Another important thing to remember is that the production function is for a level of technological knowhow. The production function gives the maximum output that is possible for a given input and the increase in the maximum possible output depends on the technology, thus if technological knowhow increases, so increases the level of maximum output. Hence at any point in time, the production function is for a given technology.

Isoquant

While studying the consume behavior, we had come across the indifference curve concept which denoted all the points on the graph showing the consumption bundles among which the consumer would be indifferent to choose from, because those bundles were having combinations which gave equal utility. So consumer was fine to receive any of the bundles falling on the indifference curve.

Here in case of firms too, the concept of isoquant is similar to that of indifference. As we know we, the production function gives maximum output for a given level of input i.e., for given combinations of Labor (L) and Capital (K).

The set of all possible combinations of inputs i.e., Labor (L) and Capital (K) giving the same maximum possible level of output is known as Isoquant. So the isoquant curve on graph shows all the set of combinations of inputs which would lead to the same maximum possible output thus making the firm indifferent among those combinations of input as those combinations yield same or equal maximum output. 

Let us take an example for the same.


Let us consider a given level of maximum output or production that the firm aims to produce is 20 units. Now there are three possible combinations of inputs i.e., Labor (L) and Capital (K) giving the same maximum possible level of output of 20 units. They are (4L, 1K), (2L, 2K), and (1L, 4K). As these possible combinations of inputs i.e., Labor (L) and Capital (K) given the same maximum possible output, these sets or combinations of L and K would lie on the same Isoquant curve and would all represent the maximum possible output of 20 units assuming the maximum efficiency level.

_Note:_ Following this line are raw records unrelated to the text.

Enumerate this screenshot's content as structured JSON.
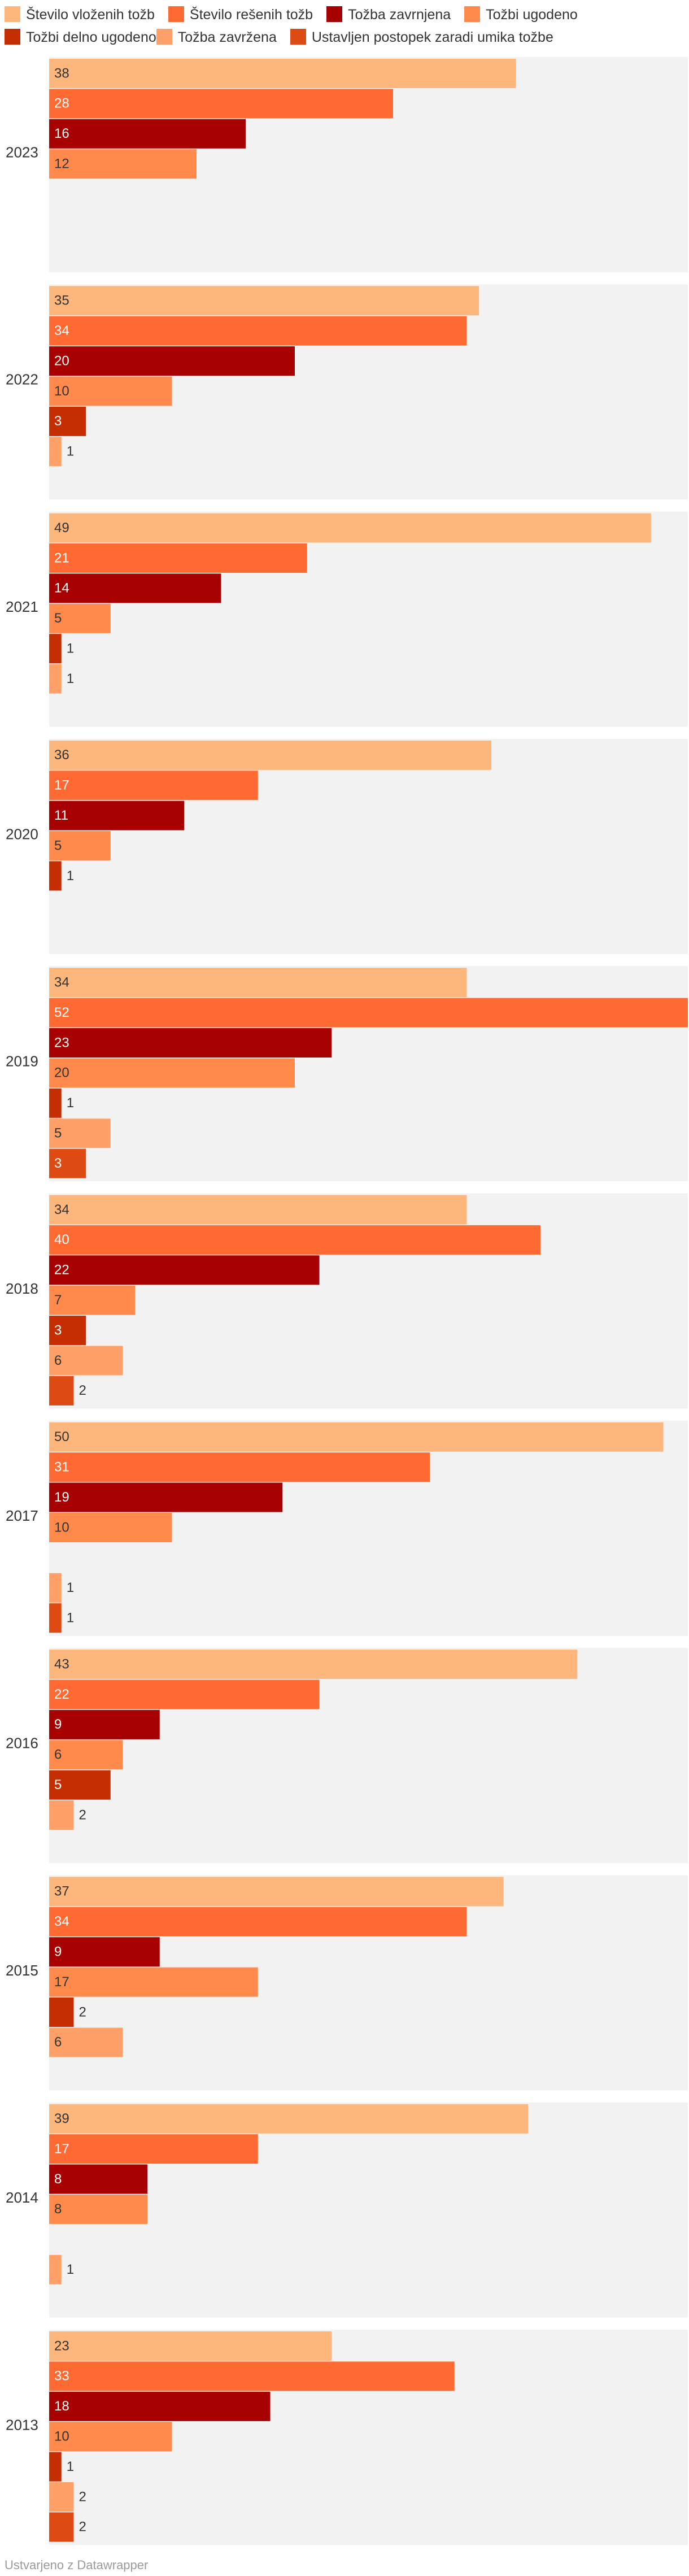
{
  "footer": "Ustvarjeno z Datawrapper",
  "chart_data": {
    "type": "bar",
    "orientation": "horizontal",
    "layout": "small-multiples",
    "panel_background": "#f2f2f2",
    "series": [
      {
        "name": "Število vloženih tožb",
        "color": "#fdb77c"
      },
      {
        "name": "Število rešenih tožb",
        "color": "#ff6a33"
      },
      {
        "name": "Tožba zavrnjena",
        "color": "#a60000"
      },
      {
        "name": "Tožbi ugodeno",
        "color": "#ff8a4c"
      },
      {
        "name": "Tožbi delno ugodeno",
        "color": "#c42e00"
      },
      {
        "name": "Tožba zavržena",
        "color": "#ffa068"
      },
      {
        "name": "Ustavljen postopek zaradi umika tožbe",
        "color": "#dd4a12"
      }
    ],
    "xlim": [
      0,
      52
    ],
    "panels": [
      {
        "year": "2023",
        "values": [
          38,
          28,
          16,
          12,
          null,
          null,
          null
        ]
      },
      {
        "year": "2022",
        "values": [
          35,
          34,
          20,
          10,
          3,
          1,
          null
        ]
      },
      {
        "year": "2021",
        "values": [
          49,
          21,
          14,
          5,
          1,
          1,
          null
        ]
      },
      {
        "year": "2020",
        "values": [
          36,
          17,
          11,
          5,
          1,
          null,
          null
        ]
      },
      {
        "year": "2019",
        "values": [
          34,
          52,
          23,
          20,
          1,
          5,
          3
        ]
      },
      {
        "year": "2018",
        "values": [
          34,
          40,
          22,
          7,
          3,
          6,
          2
        ]
      },
      {
        "year": "2017",
        "values": [
          50,
          31,
          19,
          10,
          null,
          1,
          1
        ]
      },
      {
        "year": "2016",
        "values": [
          43,
          22,
          9,
          6,
          5,
          2,
          null
        ]
      },
      {
        "year": "2015",
        "values": [
          37,
          34,
          9,
          17,
          2,
          6,
          null
        ]
      },
      {
        "year": "2014",
        "values": [
          39,
          17,
          8,
          8,
          null,
          1,
          null
        ]
      },
      {
        "year": "2013",
        "values": [
          23,
          33,
          18,
          10,
          1,
          2,
          2
        ]
      }
    ]
  }
}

The above graph summarizes the whole concept of the Isoquant. The X axis shows the Labor uses and Y axis shows the amount of Capital used. Now for different combination of inputs i.e., Labor (L) and Capital (K), there are different level of outputs. The level of outputs is represented by different Isoquant Curves namely q1, q2 and q3. If we see the first Isoquant, the two combinations of inputs i.e., (L1, K2) and (L2, K1), give the same level of maximum possible output, hence represented on the same Isoquant curve.

Now, as we know the production function is represented as q = f (L, K) i.e., the production is a function of Labor and Capital and if one of them at least increases, the other remaining the same or increases too, the maximum level of possible output increases too.

Similar thing can be seen in the above graph too. From the combination of input (L2, K1), if we increase the labor from L2 to L3, keeping the amount of Capital fixed at K1, we get new input combination i.e., (L3, K1) and the output increases to q=2 i.e., on a higher isoquant curve.

Why the Isoquant Curve is negatively sloped?

When the output can be increased by increasing a single input only keeping other input quantities constant, i.e., the marginal product is positive, to keep the output level same even after increasing one input, the second input needs to be curtailed. Hence the slope of the Isoquant curve is negative.

For example, in the input set (L1, K2), if labor is increased to L2, but if we want to continue with same output level, the other input K2 needs to be decreased to K1 i.e., new input set after increase in labor to keep the output level same needs to be (L2, K1).

Conclusion 

In this session, we discussed in detail the concept of behavior of a Firm. We discussed all the concepts related to firm, including the production function. And finally, we dwelled into the concept of Isoquants and Isoquant curves in detail.